The optimization of systemic hemodynamics is believed to increase renal perfusion. However, the true contribution of renal hypoperfusion to the development of AKI, especially in severe sepsis and septic shock, remains a matter of debate. Intrarenal microcirculatory defects, regional and systemic inflammatory cell infiltration, and apoptosis are believed to be central in the development of AKI. Although a correlation between cardiac output and renal blood flow has been described in patients with AKI, the relationship among cardiac output, renal blood flow, renal injury, and renal function remains poorly explored. Although the development of new biomarkers of renal injury may allow the assessment of renal structure damage, tools to reliably assess renal perfusion and rapid changes in renal perfusion in patients at the bedside remain lacking. Renal Doppler of renal interlobar arteries can provide information on renal vascular resistance; however, this method does not measure renal blood flow per se. Therefore, developing tools to measure renal perfusion (i.e., renal blood flow and distribution of renal microvascular blood flow within the renal parenchyma) will allow a better understanding of the role of renal perfusion in renal damage.

The development of biomarkers of renal injury has been a major step forward.
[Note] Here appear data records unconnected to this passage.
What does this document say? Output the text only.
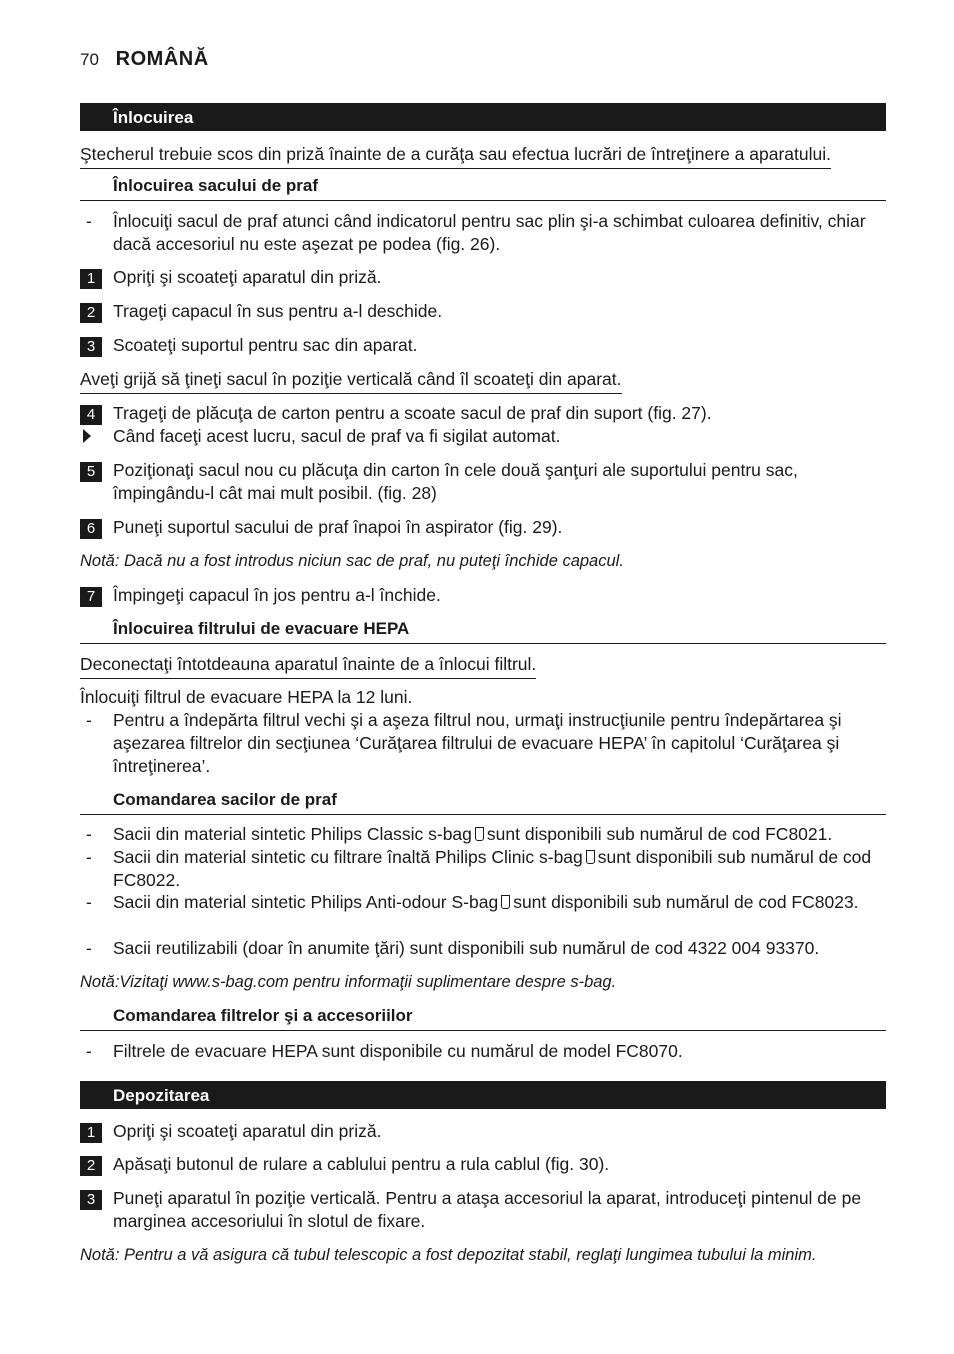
70 ROMÂNĂ
Înlocuirea
Ştecherul trebuie scos din priză înainte de a curăţa sau efectua lucrări de întreţinere a aparatului.
Înlocuirea sacului de praf
-	Înlocuiţi sacul de praf atunci când indicatorul pentru sac plin şi-a schimbat culoarea definitiv, chiar dacă accesoriul nu este aşezat pe podea (fig. 26).
1	Opriţi şi scoateţi aparatul din priză.
2	Trageţi capacul în sus pentru a-l deschide.
3	Scoateţi suportul pentru sac din aparat.
Aveţi grijă să ţineţi sacul în poziţie verticală când îl scoateţi din aparat.
4	Trageţi de plăcuţa de carton pentru a scoate sacul de praf din suport (fig. 27).
Când faceţi acest lucru, sacul de praf va fi sigilat automat.
5	Poziţionaţi sacul nou cu plăcuţa din carton în cele două şanţuri ale suportului pentru sac, împingându-l cât mai mult posibil. (fig. 28)
6	Puneţi suportul sacului de praf înapoi în aspirator (fig. 29).
Notă: Dacă nu a fost introdus niciun sac de praf, nu puteţi închide capacul.
7	Împingeţi capacul în jos pentru a-l închide.
Înlocuirea filtrului de evacuare HEPA
Deconectaţi întotdeauna aparatul înainte de a înlocui filtrul.
Înlocuiţi filtrul de evacuare HEPA la 12 luni.
-	Pentru a îndepărta filtrul vechi şi a aşeza filtrul nou, urmaţi instrucţiunile pentru îndepărtarea şi aşezarea filtrelor din secţiunea ‘Curăţarea filtrului de evacuare HEPA’ în capitolul ‘Curăţarea şi întreţinerea’.
Comandarea sacilor de praf
-	Sacii din material sintetic Philips Classic s-bag sunt disponibili sub numărul de cod FC8021.
-	Sacii din material sintetic cu filtrare înaltă Philips Clinic s-bag sunt disponibili sub numărul de cod FC8022.
-	Sacii din material sintetic Philips Anti-odour S-bag sunt disponibili sub numărul de cod FC8023.
-	Sacii reutilizabili (doar în anumite ţări) sunt disponibili sub numărul de cod 4322 004 93370.
Notă:Vizitaţi www.s-bag.com pentru informaţii suplimentare despre s-bag.
Comandarea filtrelor şi a accesoriilor
-	Filtrele de evacuare HEPA sunt disponibile cu numărul de model FC8070.
Depozitarea
1	Opriţi şi scoateţi aparatul din priză.
2	Apăsaţi butonul de rulare a cablului pentru a rula cablul (fig. 30).
3	Puneţi aparatul în poziţie verticală. Pentru a ataşa accesoriul la aparat, introduceţi pintenul de pe marginea accesoriului în slotul de fixare.
Notă: Pentru a vă asigura că tubul telescopic a fost depozitat stabil, reglaţi lungimea tubului la minim.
However, further investigation is needed to explore the significance of increased serum and urine levels of biomarkers, including neutrophil gelatinase-associated lipocalin, kidney injury molecule-1, fatty acid-binding protein 1, and α-1 microglobulin, the influence of underlying processes (e.g., systemic inflammation), the influence of comorbidities and their source of production (i.e., extra renal production), and the specificity and sensibility of assays (fig. 4). A combination of methods to assess renal structural injury, renal perfusion, and renal function will likely help develop new strategies and treatments that prevent or limit the development of AKI in surgical and critically ill patients.